Improved scrying device or no, Cavale’s crystal only led them so far before it quit working. It hung useless on the end of its chain in front of a vacant lot, its point describing tiny circles above the cloth. “I’m going to have to adjust it again,” he said. “But I don’t know what I’m not accounting for.”

Val sniffed the air, frowning. “I’m not sure it’s actually broken.” Another sniff. She glanced at Justin, who nodded. “I smell corpses here. It’s faint, but, definitely there.”

That was when Sunny held up the shorter of her wavy-bladed knives. Under the streetlights it was hard to see, but you could
hear
the metal singing as it resonated with . . . what, exactly? “It’s here, very close.” She turned, pointing the tip like a compass needle. The pitch increased until she was facing the vacant lot. “Here,” said Sunny. “Watch.” She stepped forward, into the weeds, and plunged the knife into the earth.

It was like coming out of a fog bank into a clear night, even though none of them had moved. The air shimmered, a ripple that started with Sunny’s blade and fanned out over the dead brown grass. As it dissipated, a gasp went through the group.

The lot wasn’t vacant at all.

The house occupying it was a two-story McMansion. The door to the two-car garage dominated the front, and the house otherwise looked like several structures mashed together. Three different facades in addition to the garage, each requiring its own roof that joined the other at odd angles. In what must have been a nightmare for the architect, a balcony wrapped around the whole second floor.

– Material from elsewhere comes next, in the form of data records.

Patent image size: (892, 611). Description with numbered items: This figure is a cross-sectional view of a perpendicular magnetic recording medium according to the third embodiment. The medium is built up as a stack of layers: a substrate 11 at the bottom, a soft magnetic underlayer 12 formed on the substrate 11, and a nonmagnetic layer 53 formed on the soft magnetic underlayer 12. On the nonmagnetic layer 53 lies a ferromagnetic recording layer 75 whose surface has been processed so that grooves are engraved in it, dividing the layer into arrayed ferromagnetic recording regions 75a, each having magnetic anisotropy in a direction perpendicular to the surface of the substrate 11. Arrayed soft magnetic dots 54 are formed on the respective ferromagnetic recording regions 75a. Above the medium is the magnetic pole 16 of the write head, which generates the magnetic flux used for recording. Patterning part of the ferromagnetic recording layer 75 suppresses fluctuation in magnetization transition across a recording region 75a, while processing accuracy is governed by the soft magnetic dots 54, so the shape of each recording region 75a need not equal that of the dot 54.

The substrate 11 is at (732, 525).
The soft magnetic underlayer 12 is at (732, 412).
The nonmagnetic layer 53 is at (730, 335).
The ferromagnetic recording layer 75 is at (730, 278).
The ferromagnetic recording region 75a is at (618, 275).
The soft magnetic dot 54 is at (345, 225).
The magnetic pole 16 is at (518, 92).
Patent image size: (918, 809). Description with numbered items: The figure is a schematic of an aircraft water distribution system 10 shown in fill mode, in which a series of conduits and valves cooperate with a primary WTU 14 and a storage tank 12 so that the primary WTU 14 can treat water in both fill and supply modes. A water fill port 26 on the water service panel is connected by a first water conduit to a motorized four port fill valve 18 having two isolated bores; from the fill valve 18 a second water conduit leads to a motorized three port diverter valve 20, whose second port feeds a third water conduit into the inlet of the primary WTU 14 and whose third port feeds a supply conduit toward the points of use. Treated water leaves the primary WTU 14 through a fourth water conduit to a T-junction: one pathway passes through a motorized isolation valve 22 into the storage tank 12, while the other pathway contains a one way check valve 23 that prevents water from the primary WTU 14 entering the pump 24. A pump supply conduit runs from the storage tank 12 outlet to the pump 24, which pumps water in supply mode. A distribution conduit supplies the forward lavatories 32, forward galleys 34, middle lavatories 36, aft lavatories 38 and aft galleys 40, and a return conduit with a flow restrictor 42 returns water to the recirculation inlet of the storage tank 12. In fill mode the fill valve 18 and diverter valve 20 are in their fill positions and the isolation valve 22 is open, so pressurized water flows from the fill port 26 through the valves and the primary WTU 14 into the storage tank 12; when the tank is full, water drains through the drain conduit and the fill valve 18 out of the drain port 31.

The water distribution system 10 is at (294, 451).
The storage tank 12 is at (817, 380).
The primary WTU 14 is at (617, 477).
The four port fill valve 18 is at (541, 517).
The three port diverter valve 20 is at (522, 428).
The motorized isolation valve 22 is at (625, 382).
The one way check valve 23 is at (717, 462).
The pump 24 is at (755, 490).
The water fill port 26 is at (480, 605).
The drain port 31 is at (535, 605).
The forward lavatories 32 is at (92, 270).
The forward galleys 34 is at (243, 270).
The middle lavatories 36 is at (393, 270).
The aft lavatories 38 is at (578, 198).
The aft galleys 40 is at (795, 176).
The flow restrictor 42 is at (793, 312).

“Holy shit,” said Cavale. “I’d forgotten about this house. Few years back, this developer decided he was going to build a bunch of these. But only the one ever went up, because that’s when the economy tanked and the housing market shit the bed. This place was listed for months, but no one could afford it.”

Chaz looked at the other houses on the street. “So what we’re seeing is, this guy picked the one place in the neighborhood that probably doesn’t come with its ghosts preinstalled.”

“Yeah.”

“Why do I feel like that’s not as much a point in our favor as it sounds?”